Maintaining a native-like structure of protein pharmaceuticals during lyophilization is an important aspect of formulation. Infrared spectroscopy can be used to evaluate the effectiveness of formulations in protecting the secondary structural integrity of proteins in the dried solid. This necessitates making quantitative comparisons of the overall similarity of infrared spectra in the conformationally sensitive amide I region. We initially used the correlation coefficient r, as defined by Prestrelski et al. (Biophys. J. 1993, 65, 661-671), for this quantitation. Occasionally, we noticed that the r value did not agree with a visual assessment of the spectral similarity. In some cases this was due to an offset in baselines, which led artifactually to an unreasonably low r value. Conversely, if the spectra were baseline corrected and there existed a large similarity between peak positions, but differences in relative peak heights, the r value would be unreasonably high.
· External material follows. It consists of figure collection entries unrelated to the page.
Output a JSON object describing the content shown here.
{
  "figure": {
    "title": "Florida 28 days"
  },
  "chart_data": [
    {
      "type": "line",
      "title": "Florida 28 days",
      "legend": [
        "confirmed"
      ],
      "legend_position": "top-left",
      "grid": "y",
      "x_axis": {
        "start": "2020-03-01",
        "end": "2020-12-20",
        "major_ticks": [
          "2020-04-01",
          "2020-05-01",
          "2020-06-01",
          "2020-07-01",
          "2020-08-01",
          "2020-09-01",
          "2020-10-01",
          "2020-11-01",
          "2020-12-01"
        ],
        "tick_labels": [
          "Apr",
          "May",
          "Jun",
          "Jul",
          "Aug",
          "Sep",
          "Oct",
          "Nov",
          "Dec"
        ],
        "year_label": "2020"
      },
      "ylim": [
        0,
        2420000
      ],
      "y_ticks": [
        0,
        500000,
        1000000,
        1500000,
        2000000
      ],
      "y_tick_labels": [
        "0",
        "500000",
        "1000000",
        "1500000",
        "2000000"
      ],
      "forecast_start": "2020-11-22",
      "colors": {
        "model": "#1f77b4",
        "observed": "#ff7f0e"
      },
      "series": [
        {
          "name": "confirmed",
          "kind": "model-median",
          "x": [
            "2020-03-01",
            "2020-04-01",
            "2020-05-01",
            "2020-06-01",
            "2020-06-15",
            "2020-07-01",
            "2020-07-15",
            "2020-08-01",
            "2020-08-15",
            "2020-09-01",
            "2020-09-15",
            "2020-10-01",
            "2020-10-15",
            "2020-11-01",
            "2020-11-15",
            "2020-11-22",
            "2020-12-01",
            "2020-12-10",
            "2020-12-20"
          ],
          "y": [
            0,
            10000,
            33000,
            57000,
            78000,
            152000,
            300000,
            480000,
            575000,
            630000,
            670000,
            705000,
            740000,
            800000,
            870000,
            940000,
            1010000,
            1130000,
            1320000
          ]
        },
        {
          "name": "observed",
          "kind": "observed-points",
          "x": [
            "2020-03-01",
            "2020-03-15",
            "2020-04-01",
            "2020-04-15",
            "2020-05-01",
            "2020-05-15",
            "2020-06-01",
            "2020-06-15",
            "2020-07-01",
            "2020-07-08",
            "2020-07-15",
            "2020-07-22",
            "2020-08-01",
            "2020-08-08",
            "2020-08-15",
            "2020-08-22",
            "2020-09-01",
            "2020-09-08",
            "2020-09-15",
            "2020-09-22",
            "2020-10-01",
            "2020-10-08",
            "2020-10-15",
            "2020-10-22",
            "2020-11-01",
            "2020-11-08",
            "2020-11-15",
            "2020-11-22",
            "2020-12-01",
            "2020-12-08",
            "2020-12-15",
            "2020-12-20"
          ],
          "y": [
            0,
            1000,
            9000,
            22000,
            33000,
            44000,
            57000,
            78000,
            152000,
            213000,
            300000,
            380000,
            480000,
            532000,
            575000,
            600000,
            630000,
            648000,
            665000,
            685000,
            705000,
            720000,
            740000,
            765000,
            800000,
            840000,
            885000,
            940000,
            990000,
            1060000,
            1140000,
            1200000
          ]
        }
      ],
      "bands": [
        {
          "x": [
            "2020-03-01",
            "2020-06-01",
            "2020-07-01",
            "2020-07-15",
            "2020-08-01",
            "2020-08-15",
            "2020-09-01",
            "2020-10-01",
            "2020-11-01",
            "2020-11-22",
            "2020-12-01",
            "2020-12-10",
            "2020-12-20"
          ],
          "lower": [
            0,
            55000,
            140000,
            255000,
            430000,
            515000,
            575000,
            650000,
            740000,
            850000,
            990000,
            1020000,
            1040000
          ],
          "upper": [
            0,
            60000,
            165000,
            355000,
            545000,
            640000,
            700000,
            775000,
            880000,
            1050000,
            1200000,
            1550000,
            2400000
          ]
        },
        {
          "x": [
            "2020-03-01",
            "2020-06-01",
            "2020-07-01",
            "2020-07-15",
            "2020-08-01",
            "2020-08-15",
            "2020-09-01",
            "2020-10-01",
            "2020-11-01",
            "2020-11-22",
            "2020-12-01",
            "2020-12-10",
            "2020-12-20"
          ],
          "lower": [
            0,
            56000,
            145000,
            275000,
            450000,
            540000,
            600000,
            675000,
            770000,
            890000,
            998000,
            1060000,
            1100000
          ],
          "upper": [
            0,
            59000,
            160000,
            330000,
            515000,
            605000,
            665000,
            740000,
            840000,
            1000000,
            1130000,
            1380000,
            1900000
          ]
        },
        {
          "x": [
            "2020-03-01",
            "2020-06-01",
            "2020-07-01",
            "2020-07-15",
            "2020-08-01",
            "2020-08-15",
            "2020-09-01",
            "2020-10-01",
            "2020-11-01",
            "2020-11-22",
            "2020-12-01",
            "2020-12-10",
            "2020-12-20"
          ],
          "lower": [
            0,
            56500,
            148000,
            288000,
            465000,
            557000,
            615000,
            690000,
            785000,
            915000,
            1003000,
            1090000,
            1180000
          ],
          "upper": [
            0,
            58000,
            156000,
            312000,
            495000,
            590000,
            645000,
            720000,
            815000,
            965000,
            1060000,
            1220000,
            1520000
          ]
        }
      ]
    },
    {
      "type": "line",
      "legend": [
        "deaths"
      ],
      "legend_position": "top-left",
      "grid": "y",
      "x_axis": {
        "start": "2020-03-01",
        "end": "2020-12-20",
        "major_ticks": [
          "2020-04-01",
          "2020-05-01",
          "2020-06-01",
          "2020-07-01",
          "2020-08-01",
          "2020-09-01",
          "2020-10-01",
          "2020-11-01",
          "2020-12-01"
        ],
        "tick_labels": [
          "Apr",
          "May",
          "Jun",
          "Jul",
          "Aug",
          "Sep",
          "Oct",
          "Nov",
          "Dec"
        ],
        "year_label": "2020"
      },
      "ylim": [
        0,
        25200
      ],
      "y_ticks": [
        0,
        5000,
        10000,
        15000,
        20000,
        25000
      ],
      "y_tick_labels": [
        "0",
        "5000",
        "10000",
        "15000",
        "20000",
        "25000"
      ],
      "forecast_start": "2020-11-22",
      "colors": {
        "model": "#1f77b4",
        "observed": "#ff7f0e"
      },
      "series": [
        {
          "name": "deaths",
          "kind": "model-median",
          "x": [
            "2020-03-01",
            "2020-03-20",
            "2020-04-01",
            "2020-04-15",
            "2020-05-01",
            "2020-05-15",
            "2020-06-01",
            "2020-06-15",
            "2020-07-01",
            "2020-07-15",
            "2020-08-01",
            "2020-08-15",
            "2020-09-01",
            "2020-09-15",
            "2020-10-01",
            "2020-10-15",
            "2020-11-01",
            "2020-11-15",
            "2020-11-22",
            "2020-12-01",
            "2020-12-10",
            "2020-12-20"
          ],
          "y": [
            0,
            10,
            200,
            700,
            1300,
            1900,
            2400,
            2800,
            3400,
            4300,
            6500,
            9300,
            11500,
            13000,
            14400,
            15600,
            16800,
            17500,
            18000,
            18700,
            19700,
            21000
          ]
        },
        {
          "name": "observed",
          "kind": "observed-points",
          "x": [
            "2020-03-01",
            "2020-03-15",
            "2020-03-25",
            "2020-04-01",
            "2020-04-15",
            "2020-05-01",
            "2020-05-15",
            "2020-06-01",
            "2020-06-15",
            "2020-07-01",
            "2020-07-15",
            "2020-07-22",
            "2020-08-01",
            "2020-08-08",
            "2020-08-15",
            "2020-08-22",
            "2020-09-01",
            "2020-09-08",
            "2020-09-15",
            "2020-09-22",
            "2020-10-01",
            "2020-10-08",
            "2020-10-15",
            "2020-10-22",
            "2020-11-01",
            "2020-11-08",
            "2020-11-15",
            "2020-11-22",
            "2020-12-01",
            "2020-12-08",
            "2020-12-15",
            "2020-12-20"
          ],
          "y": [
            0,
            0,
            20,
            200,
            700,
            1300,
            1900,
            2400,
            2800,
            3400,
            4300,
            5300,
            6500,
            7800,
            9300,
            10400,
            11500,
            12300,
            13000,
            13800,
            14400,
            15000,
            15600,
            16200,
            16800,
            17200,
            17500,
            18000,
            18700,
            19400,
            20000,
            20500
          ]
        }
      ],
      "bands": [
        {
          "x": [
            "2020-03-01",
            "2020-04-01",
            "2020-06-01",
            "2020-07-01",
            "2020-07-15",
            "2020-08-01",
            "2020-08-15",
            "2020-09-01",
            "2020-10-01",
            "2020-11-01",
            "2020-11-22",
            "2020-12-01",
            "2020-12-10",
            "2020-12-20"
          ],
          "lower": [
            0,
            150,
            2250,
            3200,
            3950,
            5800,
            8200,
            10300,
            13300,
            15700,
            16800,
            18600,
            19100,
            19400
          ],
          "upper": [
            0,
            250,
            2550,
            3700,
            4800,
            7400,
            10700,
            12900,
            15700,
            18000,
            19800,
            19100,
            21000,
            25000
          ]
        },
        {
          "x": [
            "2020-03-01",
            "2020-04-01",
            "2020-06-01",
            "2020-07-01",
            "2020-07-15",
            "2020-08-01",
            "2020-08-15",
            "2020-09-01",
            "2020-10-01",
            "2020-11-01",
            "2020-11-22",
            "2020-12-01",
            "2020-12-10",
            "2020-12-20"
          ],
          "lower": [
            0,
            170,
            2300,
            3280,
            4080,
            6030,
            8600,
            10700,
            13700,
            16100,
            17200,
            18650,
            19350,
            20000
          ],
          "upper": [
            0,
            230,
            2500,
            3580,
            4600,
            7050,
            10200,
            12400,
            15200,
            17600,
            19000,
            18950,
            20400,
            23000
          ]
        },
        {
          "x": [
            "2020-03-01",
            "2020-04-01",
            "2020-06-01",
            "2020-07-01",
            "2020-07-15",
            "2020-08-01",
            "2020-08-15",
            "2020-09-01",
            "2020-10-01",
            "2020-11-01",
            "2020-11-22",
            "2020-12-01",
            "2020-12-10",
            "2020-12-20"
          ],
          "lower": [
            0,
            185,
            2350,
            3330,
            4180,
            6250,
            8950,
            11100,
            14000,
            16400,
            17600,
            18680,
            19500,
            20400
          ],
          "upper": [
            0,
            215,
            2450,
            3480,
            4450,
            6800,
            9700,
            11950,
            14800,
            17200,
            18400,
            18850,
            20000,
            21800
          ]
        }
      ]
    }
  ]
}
Our approach to avoiding these problems is to use area-normalized second-derivative spectra. We have found that quantitating the area of overlap between area-normalized spectra provides a reliable, objective method to compare overall spectral similarity. In the current report, we demonstrate this method with selected protein spectra, which were taken from experiments where unfolding was induced by lyophilization or guanidine hydrochloride, and artificial data sets. With this analysis, we document how problems associated with calculation of the correlation coefficient, r, are avoided.